In January 2022 Ofsted published findings from an online survey of young people in care and care leavers to explore whether the help they got when getting ready to leave care was what they needed, and how involved they were in the decisions made about their future. Ofsted found that more than a third of care leavers felt that they left care too early, often because the move out of care happened abruptly and they were not ready for all the sudden changes. Of those who did feel that they left care at the right time, not all felt they had the required skills to live more independently. Many care leavers reported that they were not taught essential skills, such as how to shop, cook or manage money.

Two of the key rights that care leavers have is to a ‘pathway plan’ based on an assessment of their individual needs and to a ‘Personal Adviser’, appointed by the local social services authority, who supports them, potentially until they are 25. There are regulations and guidance setting out how this should work in practice.
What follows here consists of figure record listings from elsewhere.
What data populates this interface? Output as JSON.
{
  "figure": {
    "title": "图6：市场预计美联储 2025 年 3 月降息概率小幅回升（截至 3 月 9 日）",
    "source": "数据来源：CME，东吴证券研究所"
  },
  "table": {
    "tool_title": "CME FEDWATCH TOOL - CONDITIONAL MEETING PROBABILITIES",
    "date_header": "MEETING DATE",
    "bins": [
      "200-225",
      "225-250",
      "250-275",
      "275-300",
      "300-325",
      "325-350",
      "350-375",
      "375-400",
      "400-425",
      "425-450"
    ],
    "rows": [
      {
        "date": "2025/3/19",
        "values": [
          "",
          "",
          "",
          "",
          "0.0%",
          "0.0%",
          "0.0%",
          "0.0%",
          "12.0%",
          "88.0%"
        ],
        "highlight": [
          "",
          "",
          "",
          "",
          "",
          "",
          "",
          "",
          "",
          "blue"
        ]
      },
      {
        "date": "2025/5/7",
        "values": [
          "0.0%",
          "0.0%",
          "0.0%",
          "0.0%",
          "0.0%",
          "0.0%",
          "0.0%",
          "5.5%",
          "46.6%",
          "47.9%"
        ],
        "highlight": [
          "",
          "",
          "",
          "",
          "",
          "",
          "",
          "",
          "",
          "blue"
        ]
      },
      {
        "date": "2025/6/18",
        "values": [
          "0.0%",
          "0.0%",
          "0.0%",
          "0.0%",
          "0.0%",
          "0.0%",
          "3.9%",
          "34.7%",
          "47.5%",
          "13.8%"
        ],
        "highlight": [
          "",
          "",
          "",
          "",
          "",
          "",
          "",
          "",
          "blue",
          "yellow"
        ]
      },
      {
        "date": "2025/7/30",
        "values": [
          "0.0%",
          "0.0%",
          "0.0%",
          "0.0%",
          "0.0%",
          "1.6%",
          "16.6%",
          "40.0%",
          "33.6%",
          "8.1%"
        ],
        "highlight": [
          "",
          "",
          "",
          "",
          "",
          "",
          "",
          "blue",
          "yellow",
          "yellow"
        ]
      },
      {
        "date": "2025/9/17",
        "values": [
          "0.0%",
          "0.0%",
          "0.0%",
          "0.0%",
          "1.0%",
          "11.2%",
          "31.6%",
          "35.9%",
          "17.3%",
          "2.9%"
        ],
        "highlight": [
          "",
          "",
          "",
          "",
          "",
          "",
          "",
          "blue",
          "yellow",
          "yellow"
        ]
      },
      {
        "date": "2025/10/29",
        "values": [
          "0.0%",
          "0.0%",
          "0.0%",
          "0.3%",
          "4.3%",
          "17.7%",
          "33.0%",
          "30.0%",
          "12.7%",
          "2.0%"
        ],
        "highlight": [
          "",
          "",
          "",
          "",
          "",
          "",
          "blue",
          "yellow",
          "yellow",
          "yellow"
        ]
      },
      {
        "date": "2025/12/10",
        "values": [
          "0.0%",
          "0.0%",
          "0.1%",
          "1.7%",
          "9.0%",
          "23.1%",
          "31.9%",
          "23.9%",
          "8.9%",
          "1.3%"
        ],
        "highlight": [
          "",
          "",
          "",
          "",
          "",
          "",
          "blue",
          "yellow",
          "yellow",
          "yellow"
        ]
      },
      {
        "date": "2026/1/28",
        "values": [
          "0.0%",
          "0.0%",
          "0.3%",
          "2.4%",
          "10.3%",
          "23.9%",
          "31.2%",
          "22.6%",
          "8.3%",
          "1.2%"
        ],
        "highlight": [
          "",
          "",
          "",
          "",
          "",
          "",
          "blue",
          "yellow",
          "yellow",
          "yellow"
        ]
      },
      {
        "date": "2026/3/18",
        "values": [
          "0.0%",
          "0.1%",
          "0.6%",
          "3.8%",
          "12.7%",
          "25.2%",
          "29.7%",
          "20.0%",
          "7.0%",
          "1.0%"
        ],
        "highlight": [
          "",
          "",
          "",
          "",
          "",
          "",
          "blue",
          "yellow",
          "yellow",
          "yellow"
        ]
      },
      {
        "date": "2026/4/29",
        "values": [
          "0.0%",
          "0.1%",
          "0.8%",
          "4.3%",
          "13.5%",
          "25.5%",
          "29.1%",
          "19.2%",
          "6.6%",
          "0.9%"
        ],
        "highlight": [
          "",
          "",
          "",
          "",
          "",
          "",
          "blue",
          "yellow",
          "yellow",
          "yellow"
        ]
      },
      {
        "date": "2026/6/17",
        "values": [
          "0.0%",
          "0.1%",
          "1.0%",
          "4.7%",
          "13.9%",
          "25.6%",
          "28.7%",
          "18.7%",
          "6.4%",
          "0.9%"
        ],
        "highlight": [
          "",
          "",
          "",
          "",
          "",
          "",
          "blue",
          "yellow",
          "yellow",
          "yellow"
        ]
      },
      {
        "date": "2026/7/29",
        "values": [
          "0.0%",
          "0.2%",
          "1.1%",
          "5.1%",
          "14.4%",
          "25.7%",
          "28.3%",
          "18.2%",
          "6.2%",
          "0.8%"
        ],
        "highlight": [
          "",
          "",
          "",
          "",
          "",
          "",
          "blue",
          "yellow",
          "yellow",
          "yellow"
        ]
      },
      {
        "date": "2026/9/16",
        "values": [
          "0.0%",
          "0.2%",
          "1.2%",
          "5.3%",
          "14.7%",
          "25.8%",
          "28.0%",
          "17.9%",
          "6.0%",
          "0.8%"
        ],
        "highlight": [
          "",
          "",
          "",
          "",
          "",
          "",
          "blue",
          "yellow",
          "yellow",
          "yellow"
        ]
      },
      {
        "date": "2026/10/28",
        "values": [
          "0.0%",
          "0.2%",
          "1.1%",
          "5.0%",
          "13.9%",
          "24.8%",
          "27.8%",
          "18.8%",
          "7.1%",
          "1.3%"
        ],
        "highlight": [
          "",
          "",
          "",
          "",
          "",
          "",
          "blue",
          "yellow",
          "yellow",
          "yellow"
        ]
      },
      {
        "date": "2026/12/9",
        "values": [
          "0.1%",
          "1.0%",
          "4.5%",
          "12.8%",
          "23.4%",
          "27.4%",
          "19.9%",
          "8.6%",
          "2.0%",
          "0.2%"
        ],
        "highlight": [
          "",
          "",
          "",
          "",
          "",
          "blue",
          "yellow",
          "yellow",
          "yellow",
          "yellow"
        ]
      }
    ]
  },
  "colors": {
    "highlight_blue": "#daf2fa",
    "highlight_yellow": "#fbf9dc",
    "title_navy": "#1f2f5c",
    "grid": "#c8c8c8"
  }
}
One of the recommendations made by Ofsted in response to their findings was that care leavers should know what they are legally entitled to and helped to access support after they leave care.

Project aims

The aim of this SSJC project is to develop a tool which will help local organisations who are in contact with care leavers to identify whether they have the benefit of the planning and support they are entitled to and to help them access legal advice when needed.

It is anticipated that students will have the opportunity to participate in:

  • meetings with care-experienced young people and those working with care leavers
  • researching relevant legal rights;
  • translating that material into a tool useable by non-lawyers in their work with young people;
  • considering how the work might be used to monitor and influence local policy and practice in the performance of the local authority’s statutory responsibilities.
Term Two, 2022/23

The Strategic Social Justice Clinic will embark on new projects in Term Two. One of those projects is likely to be a new phase of the Care Leavers project, focusing on testing and evaluating the Tool developed by students in Term One.

The other project is being developed with the Law Centre to focus on a new and topical area of Welfare Law. Further details will be available shortly.